On Jul 23, 2006, at 5:38 AM, Matt W wrote:
While we're on the subject, one of my favorite personal patches to
PHP is one that adds the %n specifier. The parameter to %n is a
reference which recieves the total length of the string with all
replacements so far. %n itself is replaced by nothing at all. You
could do this with $n = strlen( $s = sprintf( blah blah blah ) ) +
strlen( $s .= sprintf( the rest of the blah ) );, but it's a very
nice shortcut if you need the replaced length in the middle of the
conversion or for a situation like this (and the above doesn't work
too well if you have positional params!):

printf( "Some processing message with %s replacements...%n", 'some', &
$n );
// do some stuff here
print str_repeat( ' ', $n ) . "\rSome status text here that doesn't
worry about whether the replaced text was longer.";

Here's the printf(3) manpage description for %n (MacOS X system, BSD
manpage):

      n       The number of characters written so far is stored into
the inte-
              ger indicated by the int * (or variant) pointer
argument.  No
              argument is converted.

Any chance of getting this into PHP? I can provide a patch.
I had thought about adding %n too, but didn't know what the reaction would
be or if it'd be used.  (And the length thing would have to be changed
[later] for Unicode length or such, I assume?) Also, wasn't sure about the
internals code for the reference and writing to it, etc. :-)
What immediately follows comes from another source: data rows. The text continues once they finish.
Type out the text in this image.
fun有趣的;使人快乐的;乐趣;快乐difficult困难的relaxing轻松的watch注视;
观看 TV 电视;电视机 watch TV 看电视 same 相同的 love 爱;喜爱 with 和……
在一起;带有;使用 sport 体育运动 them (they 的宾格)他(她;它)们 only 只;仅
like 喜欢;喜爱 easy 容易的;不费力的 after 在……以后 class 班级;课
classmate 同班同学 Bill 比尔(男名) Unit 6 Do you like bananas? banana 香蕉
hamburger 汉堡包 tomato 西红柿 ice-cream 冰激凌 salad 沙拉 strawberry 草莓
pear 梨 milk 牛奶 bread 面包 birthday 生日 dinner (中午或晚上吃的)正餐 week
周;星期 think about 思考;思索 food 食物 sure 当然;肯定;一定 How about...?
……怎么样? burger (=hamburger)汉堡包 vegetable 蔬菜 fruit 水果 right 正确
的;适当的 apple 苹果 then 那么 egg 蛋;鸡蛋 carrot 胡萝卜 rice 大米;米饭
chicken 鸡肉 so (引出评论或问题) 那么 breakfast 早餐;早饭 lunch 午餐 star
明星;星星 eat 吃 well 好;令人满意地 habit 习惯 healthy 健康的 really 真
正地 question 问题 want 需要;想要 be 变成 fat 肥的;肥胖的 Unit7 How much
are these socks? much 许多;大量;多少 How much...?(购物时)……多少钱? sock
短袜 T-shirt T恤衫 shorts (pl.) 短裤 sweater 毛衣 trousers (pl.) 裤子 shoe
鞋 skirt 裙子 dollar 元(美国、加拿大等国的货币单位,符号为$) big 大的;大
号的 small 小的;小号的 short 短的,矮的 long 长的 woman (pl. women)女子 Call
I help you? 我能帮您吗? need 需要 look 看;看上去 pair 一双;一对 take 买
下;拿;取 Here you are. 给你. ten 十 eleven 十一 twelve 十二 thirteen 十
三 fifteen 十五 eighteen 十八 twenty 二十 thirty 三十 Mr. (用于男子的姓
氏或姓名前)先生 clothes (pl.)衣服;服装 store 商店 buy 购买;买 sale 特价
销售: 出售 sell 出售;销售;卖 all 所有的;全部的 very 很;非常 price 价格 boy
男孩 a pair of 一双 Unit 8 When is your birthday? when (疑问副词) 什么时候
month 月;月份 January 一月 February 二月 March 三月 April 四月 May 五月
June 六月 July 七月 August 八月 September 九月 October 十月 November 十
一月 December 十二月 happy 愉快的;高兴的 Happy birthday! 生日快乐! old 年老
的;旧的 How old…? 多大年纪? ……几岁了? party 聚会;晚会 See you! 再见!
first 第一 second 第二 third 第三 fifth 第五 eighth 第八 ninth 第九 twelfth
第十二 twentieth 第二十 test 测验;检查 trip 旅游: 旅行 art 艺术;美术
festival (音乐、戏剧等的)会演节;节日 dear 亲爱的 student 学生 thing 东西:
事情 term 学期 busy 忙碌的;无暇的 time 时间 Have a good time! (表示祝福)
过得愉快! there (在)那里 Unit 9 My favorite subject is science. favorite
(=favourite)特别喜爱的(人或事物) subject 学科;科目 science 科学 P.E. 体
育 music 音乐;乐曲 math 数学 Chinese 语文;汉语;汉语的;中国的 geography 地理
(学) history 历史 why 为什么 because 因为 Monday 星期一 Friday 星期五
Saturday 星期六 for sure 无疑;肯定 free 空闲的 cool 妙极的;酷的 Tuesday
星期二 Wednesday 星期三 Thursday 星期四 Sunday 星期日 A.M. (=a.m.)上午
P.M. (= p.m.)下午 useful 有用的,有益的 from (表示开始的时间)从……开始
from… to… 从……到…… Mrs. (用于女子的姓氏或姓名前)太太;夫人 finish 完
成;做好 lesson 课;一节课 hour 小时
I'm completely unversed in the current Unicode stuff; I can only provide a patch against 5.2. Someone who knows the Unicode crud would have to update it for HEAD, and given the recent loud argument about HEAD vs branch commits, I don't know how well a 5.2-only patch would go over. Any advice on that point?

-- Gwynne, Daughter of the Code
"This whole world is an asylum for the incurable."